Wait until PE comes for your ISP and suddenly a 1gig fiber connection is $300/month. What are you going to do then? Start your own ISP? Good luck with that.
Again, we have broken higher risk, higher reward.
If you just keep gutting companies with leveraged buyouts, you're not taking on any real risk.
If you're buying up firms that deliver "essential services", you're likely engaging a monopoly. Again, low risk, high reward. A direct violation of the rules of how investments should work. Regulate the monopoly and this goes away.
Do you think losing the equity portion of the investment means no risk? It's not fully debt financed.
And that debt financing bears an interest proportional to the riskiness of the asset's cashflows.
There are lots to hate about LBOs but they aren't entirely devoid of value
Why is there so much attention paid to the buyer (private equity) and no attention paid to the folks who sold the businesses to them?
Because a sale for cash is a basic legal contract that predates modern society by millenia, whereas a LBO that PE uses to purchase companies is a weak spot in American Capitalism created at the intersection of:
1.Shareholder primacy. Under Delaware corporate law (which governs most large U.S. public companies), once a board decides to sell, directors have a fiduciary duty to maximize the price shareholders receive. A premium cash offer from a PE firm is hard to refuse without legal exposure.

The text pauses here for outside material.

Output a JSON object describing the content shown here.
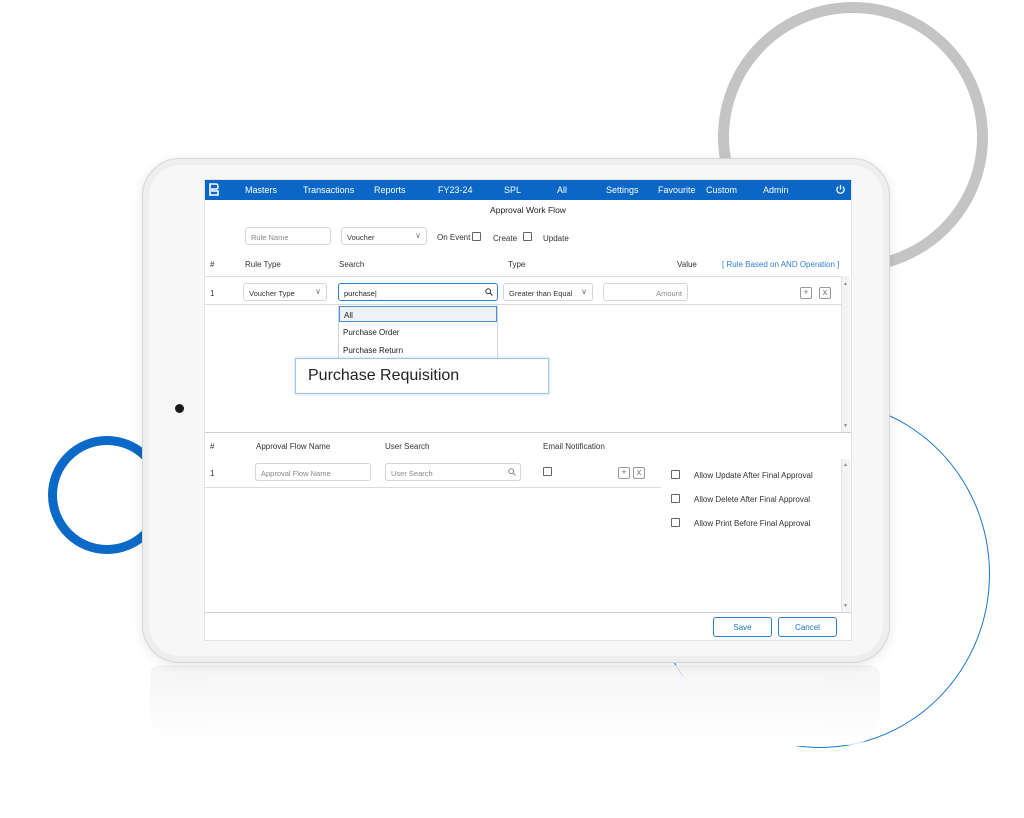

2.Interest deductibility. The tax code lets companies deduct interest payments but not dividends, which makes debt-heavy capital structures more tax-efficient. LBOs exploit a feature of tax law that exists for many reasons unrelated to private equity.

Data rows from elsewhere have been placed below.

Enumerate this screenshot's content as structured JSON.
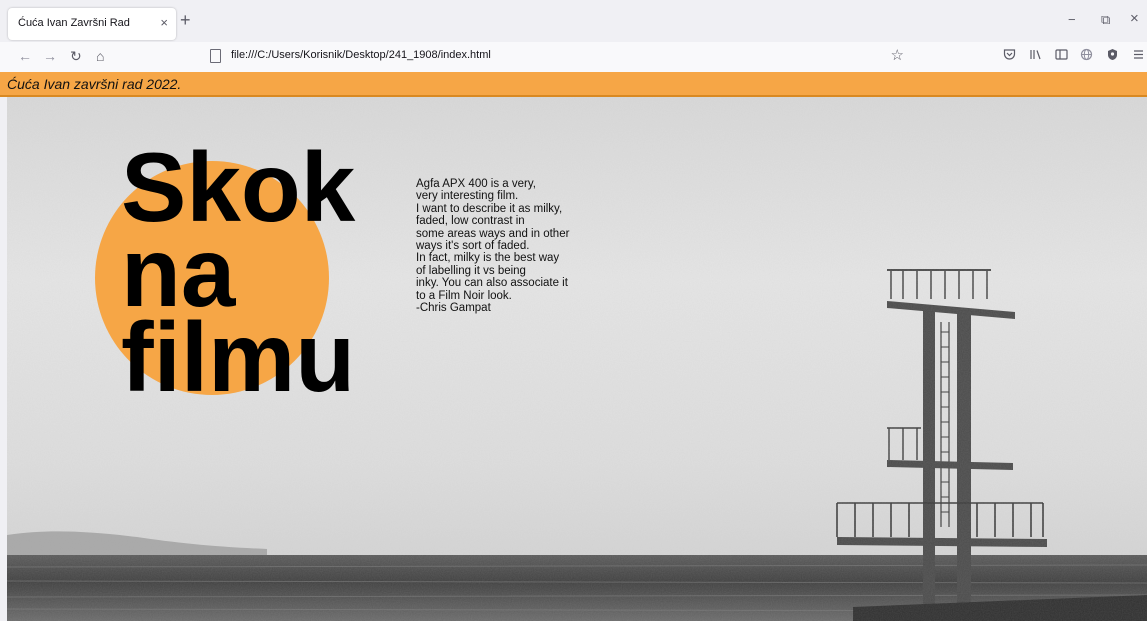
{
  "browser": {
    "tab_title": "Ćuća Ivan Završni Rad",
    "tab_close": "×",
    "new_tab": "+",
    "url": "file:///C:/Users/Korisnik/Desktop/241_1908/index.html",
    "window_controls": {
      "minimize": "−",
      "restore": "⧉",
      "close": "×"
    }
  },
  "page": {
    "header_text": "Ćuća Ivan završni rad 2022.",
    "title_lines": [
      "Skok",
      "na",
      "filmu"
    ],
    "quote_lines": [
      "Agfa APX 400 is a very,",
      "very interesting film.",
      "I want to describe it as milky,",
      "faded, low contrast in",
      "some areas ways and in other",
      "ways it's sort of faded.",
      "In fact, milky is the best way",
      "of labelling it vs being",
      "inky. You can also associate it",
      "to a Film Noir look.",
      "-Chris Gampat"
    ]
  },
  "colors": {
    "accent_orange": "#f6a646",
    "header_border": "#d98922"
  }
}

3.Freedom of contract and limited liability. Sponsors can put a thin equity check into a holding company, have that company borrow on the target's assets, and walk away if it fails, because limited liability is the foundation of corporate law generally.
What would that attention look like? "Long-time pillar of the community local pediatrician retires and sells their practice"?

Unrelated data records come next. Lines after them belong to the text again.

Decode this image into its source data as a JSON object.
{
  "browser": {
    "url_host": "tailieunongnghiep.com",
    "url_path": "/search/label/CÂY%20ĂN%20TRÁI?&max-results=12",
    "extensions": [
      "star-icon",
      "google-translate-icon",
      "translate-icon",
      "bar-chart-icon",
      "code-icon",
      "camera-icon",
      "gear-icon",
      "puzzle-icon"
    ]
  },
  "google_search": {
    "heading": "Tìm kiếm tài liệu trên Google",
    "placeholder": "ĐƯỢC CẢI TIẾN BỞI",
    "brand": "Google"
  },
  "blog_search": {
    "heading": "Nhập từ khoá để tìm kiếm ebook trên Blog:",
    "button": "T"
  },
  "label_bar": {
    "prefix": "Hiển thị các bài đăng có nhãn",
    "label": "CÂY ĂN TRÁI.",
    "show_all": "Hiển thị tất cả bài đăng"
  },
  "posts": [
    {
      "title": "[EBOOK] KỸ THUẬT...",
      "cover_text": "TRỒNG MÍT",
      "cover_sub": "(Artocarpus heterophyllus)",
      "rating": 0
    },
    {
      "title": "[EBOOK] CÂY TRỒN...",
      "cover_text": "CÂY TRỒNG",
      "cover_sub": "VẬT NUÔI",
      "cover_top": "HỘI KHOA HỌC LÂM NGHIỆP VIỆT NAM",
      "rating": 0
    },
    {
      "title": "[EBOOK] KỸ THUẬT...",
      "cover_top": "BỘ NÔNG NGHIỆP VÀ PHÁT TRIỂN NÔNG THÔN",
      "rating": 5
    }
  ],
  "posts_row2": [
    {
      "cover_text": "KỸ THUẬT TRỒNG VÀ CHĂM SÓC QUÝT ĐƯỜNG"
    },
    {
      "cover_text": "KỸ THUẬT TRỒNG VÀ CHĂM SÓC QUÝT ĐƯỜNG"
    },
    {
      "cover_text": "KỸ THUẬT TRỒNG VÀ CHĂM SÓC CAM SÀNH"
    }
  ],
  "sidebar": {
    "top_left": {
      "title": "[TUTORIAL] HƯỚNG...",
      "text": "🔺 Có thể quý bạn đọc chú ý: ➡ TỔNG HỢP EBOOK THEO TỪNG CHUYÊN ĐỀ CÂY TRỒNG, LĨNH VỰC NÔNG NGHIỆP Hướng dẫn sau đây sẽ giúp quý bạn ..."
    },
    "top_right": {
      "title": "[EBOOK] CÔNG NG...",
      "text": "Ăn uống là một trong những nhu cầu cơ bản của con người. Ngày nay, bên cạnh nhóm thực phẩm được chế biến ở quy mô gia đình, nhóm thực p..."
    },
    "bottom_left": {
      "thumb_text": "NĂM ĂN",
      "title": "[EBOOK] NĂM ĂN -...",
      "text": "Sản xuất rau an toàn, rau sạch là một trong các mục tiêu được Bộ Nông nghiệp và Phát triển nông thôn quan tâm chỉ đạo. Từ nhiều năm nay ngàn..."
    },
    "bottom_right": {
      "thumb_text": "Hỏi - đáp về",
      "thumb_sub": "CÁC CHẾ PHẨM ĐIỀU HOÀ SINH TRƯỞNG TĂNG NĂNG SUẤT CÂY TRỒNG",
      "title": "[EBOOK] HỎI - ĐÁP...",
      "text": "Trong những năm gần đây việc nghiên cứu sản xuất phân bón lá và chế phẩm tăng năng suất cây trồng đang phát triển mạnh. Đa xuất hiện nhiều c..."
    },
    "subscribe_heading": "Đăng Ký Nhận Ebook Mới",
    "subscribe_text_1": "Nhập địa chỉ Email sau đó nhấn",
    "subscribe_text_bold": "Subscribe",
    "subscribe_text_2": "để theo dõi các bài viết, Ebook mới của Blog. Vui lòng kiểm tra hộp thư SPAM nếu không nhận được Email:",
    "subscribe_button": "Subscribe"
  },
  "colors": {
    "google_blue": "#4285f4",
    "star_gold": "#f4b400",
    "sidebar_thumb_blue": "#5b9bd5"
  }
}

How would you know this attention is getting paid or not unless you are consuming local news from the places this is happening?
"Long-time pillar of the community pediatrician unveils true self by selling practice to Devil"
> no attention paid to the folks who sold the businesses to them?
Why would the retiring dentist selling their practice be a trust or collusion problem?
Because their customers, who they built a trusting relationship with, get hosed when the owner wants to cash out.
That’s the whole math of it. That cash out comes from the future business increasing profit, which is over the longest term cutting service quality.
Start small biz > be successful > want to retire > find someone to buy biz
There’s a lot of pathways with a giant c corp, almost none for the local successful small biz.
I had a acquaintance sell three local trash companies to LRS which is exactly what happened.
Run a small business for 20 years, work yourself to the bone, and then contemplate a big check from a buyout offer.
Because the buyer is the one monopolizing industries and stripping them for parts
The buyer generally runs the service in a much worse way, so it's their management which comes under attack.
Who controls the spice...
This subject deserves better than an AI slop article.
Couldn't get through the first line lol.
Why would anybody expend time reading something that is probably full of hallucinations? And what's crazy is clearly only a few of us have enough experience with Instruct Mode LLMs to even spot it. The rest of these guys don't even know they're reading slop.
It's the same around the world. 99% of the time if something has gone to shit, it's because it was bought by private equity and milked for every last penny.